The Police Force which murdered the strikers was a nationalised firm. How would ownership of the mine by that same state help the workers there?

Prometeo liberado
4th September 2012, 23:13
The Police Force which murdered the strikers was a nationalized firm. How would ownership of the mine by that same state help the workers there?

I'm talking about nationalizing the mines. Something that was a top priority when the ANC first came in to power. Nationalizing the mine would take two very important factors out of this violent equation, the influx of unaccounted for arms and money aimed at breaking one union in favor of another.
It's just a stepping stone of course. And as for the pigs, well pigs will always protect the money'd class until there is none.

Clarion
4th September 2012, 23:22
the influx of unaccounted for arms and money aimed at breaking one union in favor of another. There's no reason to assume that would be the case. The National Coal Board in the UK ran union-busting operations in the 1980s, a more co-ordinated and successful one than any private owner has pulled off since.
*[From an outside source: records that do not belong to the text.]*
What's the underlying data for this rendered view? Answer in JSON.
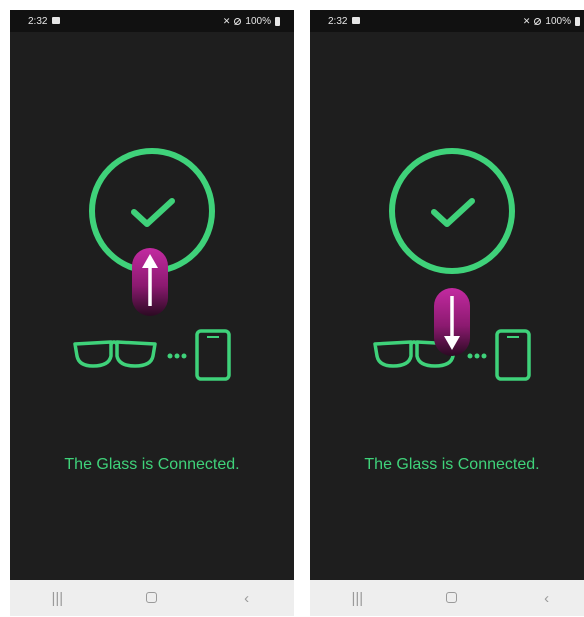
{
  "screens": [
    {
      "status_bar": {
        "time": "2:32",
        "battery": "100%"
      },
      "message": "The Glass is Connected.",
      "swipe_gesture": "swipe-up"
    },
    {
      "status_bar": {
        "time": "2:32",
        "battery": "100%"
      },
      "message": "The Glass is Connected.",
      "swipe_gesture": "swipe-down"
    }
  ],
  "colors": {
    "screen_background": "#1e1e1e",
    "accent_green": "#3fd27a",
    "status_bar_background": "#111111",
    "nav_bar_background": "#eeeeee",
    "gesture_pill": "#c32aa1"
  },
  "icons": {
    "check": "check-icon",
    "glasses": "glasses-icon",
    "phone": "phone-icon",
    "nav_recents": "recents-icon",
    "nav_home": "home-icon",
    "nav_back": "back-icon"
  }
}
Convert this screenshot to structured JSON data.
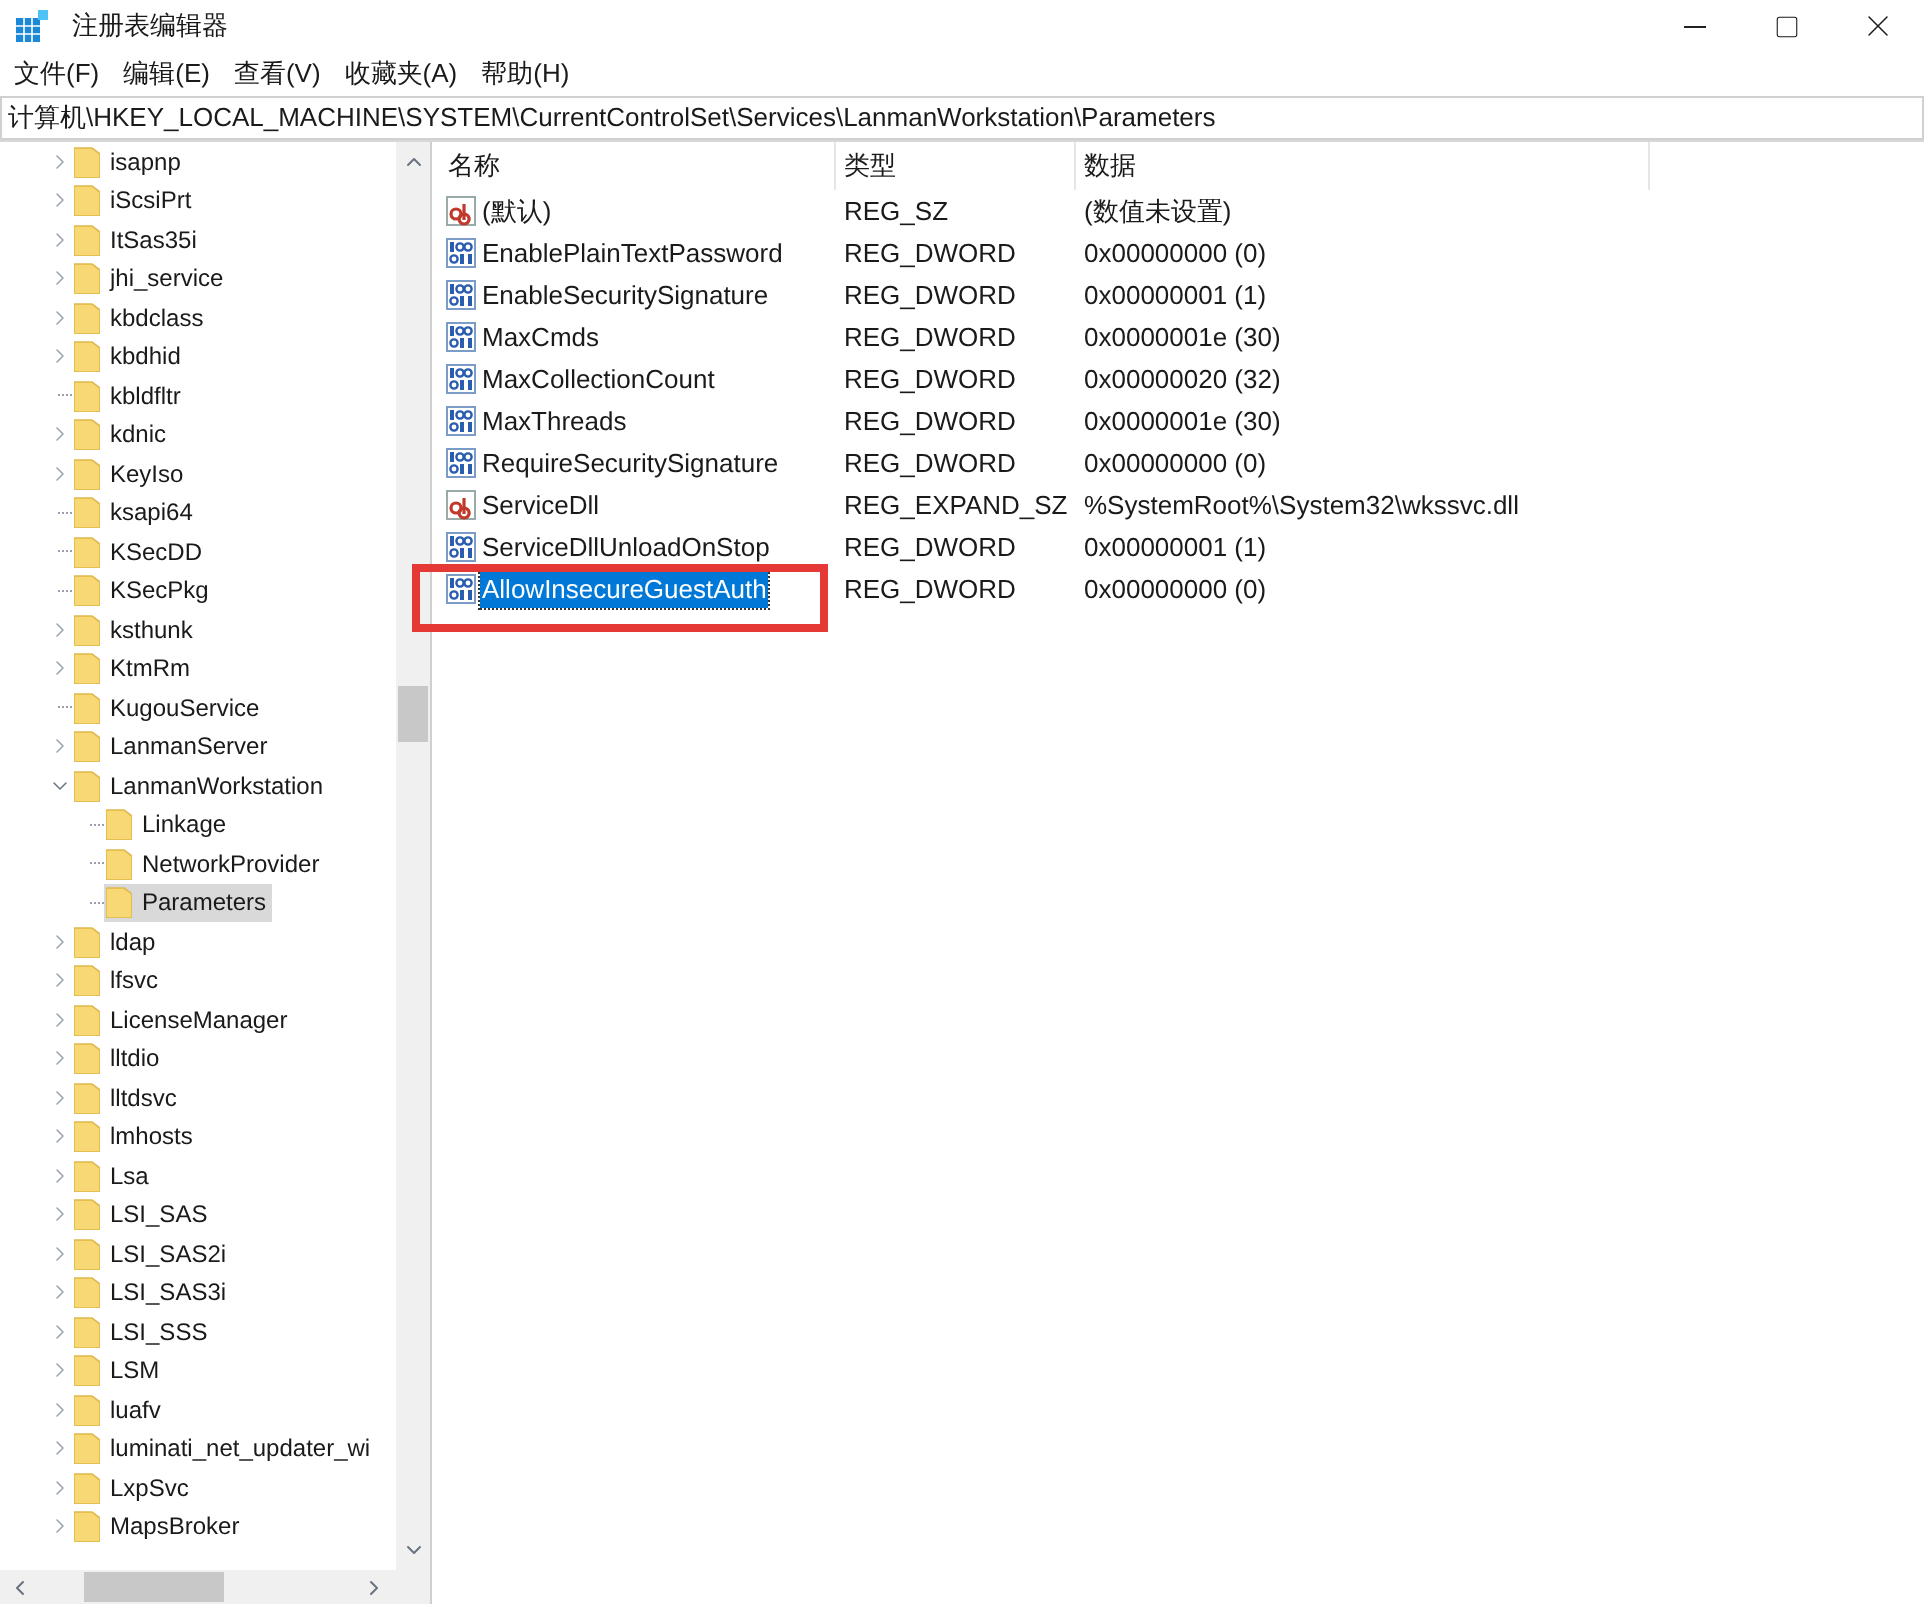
{
  "window": {
    "title": "注册表编辑器"
  },
  "menu": [
    "文件(F)",
    "编辑(E)",
    "查看(V)",
    "收藏夹(A)",
    "帮助(H)"
  ],
  "address": "计算机\\HKEY_LOCAL_MACHINE\\SYSTEM\\CurrentControlSet\\Services\\LanmanWorkstation\\Parameters",
  "tree": [
    {
      "label": "isapnp",
      "kind": "collapsed",
      "selected": false
    },
    {
      "label": "iScsiPrt",
      "kind": "collapsed",
      "selected": false
    },
    {
      "label": "ItSas35i",
      "kind": "collapsed",
      "selected": false
    },
    {
      "label": "jhi_service",
      "kind": "collapsed",
      "selected": false
    },
    {
      "label": "kbdclass",
      "kind": "collapsed",
      "selected": false
    },
    {
      "label": "kbdhid",
      "kind": "collapsed",
      "selected": false
    },
    {
      "label": "kbldfltr",
      "kind": "leaf",
      "selected": false
    },
    {
      "label": "kdnic",
      "kind": "collapsed",
      "selected": false
    },
    {
      "label": "KeyIso",
      "kind": "collapsed",
      "selected": false
    },
    {
      "label": "ksapi64",
      "kind": "leaf",
      "selected": false
    },
    {
      "label": "KSecDD",
      "kind": "leaf",
      "selected": false
    },
    {
      "label": "KSecPkg",
      "kind": "leaf",
      "selected": false
    },
    {
      "label": "ksthunk",
      "kind": "collapsed",
      "selected": false
    },
    {
      "label": "KtmRm",
      "kind": "collapsed",
      "selected": false
    },
    {
      "label": "KugouService",
      "kind": "leaf",
      "selected": false
    },
    {
      "label": "LanmanServer",
      "kind": "collapsed",
      "selected": false
    },
    {
      "label": "LanmanWorkstation",
      "kind": "expanded",
      "selected": false,
      "children": [
        {
          "label": "Linkage",
          "kind": "leaf",
          "selected": false
        },
        {
          "label": "NetworkProvider",
          "kind": "leaf",
          "selected": false
        },
        {
          "label": "Parameters",
          "kind": "leaf",
          "selected": true
        }
      ]
    },
    {
      "label": "ldap",
      "kind": "collapsed",
      "selected": false
    },
    {
      "label": "lfsvc",
      "kind": "collapsed",
      "selected": false
    },
    {
      "label": "LicenseManager",
      "kind": "collapsed",
      "selected": false
    },
    {
      "label": "lltdio",
      "kind": "collapsed",
      "selected": false
    },
    {
      "label": "lltdsvc",
      "kind": "collapsed",
      "selected": false
    },
    {
      "label": "lmhosts",
      "kind": "collapsed",
      "selected": false
    },
    {
      "label": "Lsa",
      "kind": "collapsed",
      "selected": false
    },
    {
      "label": "LSI_SAS",
      "kind": "collapsed",
      "selected": false
    },
    {
      "label": "LSI_SAS2i",
      "kind": "collapsed",
      "selected": false
    },
    {
      "label": "LSI_SAS3i",
      "kind": "collapsed",
      "selected": false
    },
    {
      "label": "LSI_SSS",
      "kind": "collapsed",
      "selected": false
    },
    {
      "label": "LSM",
      "kind": "collapsed",
      "selected": false
    },
    {
      "label": "luafv",
      "kind": "collapsed",
      "selected": false
    },
    {
      "label": "luminati_net_updater_wi",
      "kind": "collapsed",
      "selected": false
    },
    {
      "label": "LxpSvc",
      "kind": "collapsed",
      "selected": false
    },
    {
      "label": "MapsBroker",
      "kind": "collapsed",
      "selected": false
    }
  ],
  "table": {
    "columns": [
      "名称",
      "类型",
      "数据"
    ],
    "rows": [
      {
        "kind": "string",
        "name": "(默认)",
        "type": "REG_SZ",
        "data": "(数值未设置)",
        "selected": false,
        "annotated": false
      },
      {
        "kind": "binary",
        "name": "EnablePlainTextPassword",
        "type": "REG_DWORD",
        "data": "0x00000000 (0)",
        "selected": false,
        "annotated": false
      },
      {
        "kind": "binary",
        "name": "EnableSecuritySignature",
        "type": "REG_DWORD",
        "data": "0x00000001 (1)",
        "selected": false,
        "annotated": false
      },
      {
        "kind": "binary",
        "name": "MaxCmds",
        "type": "REG_DWORD",
        "data": "0x0000001e (30)",
        "selected": false,
        "annotated": false
      },
      {
        "kind": "binary",
        "name": "MaxCollectionCount",
        "type": "REG_DWORD",
        "data": "0x00000020 (32)",
        "selected": false,
        "annotated": false
      },
      {
        "kind": "binary",
        "name": "MaxThreads",
        "type": "REG_DWORD",
        "data": "0x0000001e (30)",
        "selected": false,
        "annotated": false
      },
      {
        "kind": "binary",
        "name": "RequireSecuritySignature",
        "type": "REG_DWORD",
        "data": "0x00000000 (0)",
        "selected": false,
        "annotated": false
      },
      {
        "kind": "string",
        "name": "ServiceDll",
        "type": "REG_EXPAND_SZ",
        "data": "%SystemRoot%\\System32\\wkssvc.dll",
        "selected": false,
        "annotated": false
      },
      {
        "kind": "binary",
        "name": "ServiceDllUnloadOnStop",
        "type": "REG_DWORD",
        "data": "0x00000001 (1)",
        "selected": false,
        "annotated": false
      },
      {
        "kind": "binary",
        "name": "AllowInsecureGuestAuth",
        "type": "REG_DWORD",
        "data": "0x00000000 (0)",
        "selected": true,
        "annotated": true
      }
    ]
  }
}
And if nationalisation does stabalize the situation it will do so in the interests of capital.

Robocommie
5th September 2012, 02:02
So let me get this straight, the miners are being charged with the murder of their compatriots, the ones who were actually killed by the police? What the hell kind of miscarriage of justice is that? You might as well pin the murders on the dead men themselves and try them post-mortem for as much sense as this makes.

Prometeo liberado
5th September 2012, 03:14
So let me get this straight, the miners are being charged with the murder of their compatriots, the ones who were actually killed by the police? What the hell kind of miscarriage of justice is that? You might as well pin the murders on the dead men themselves and try them post-mortem for as much sense as this makes.

I read somewhere, and I'm currently trying to find it, that the SACP has done a preliminary investigation and talked to witnesses that say some of the AMCU members were armed with guns and did indeed fire them. And not towards the cops. That begs the question that if they were who supplied them?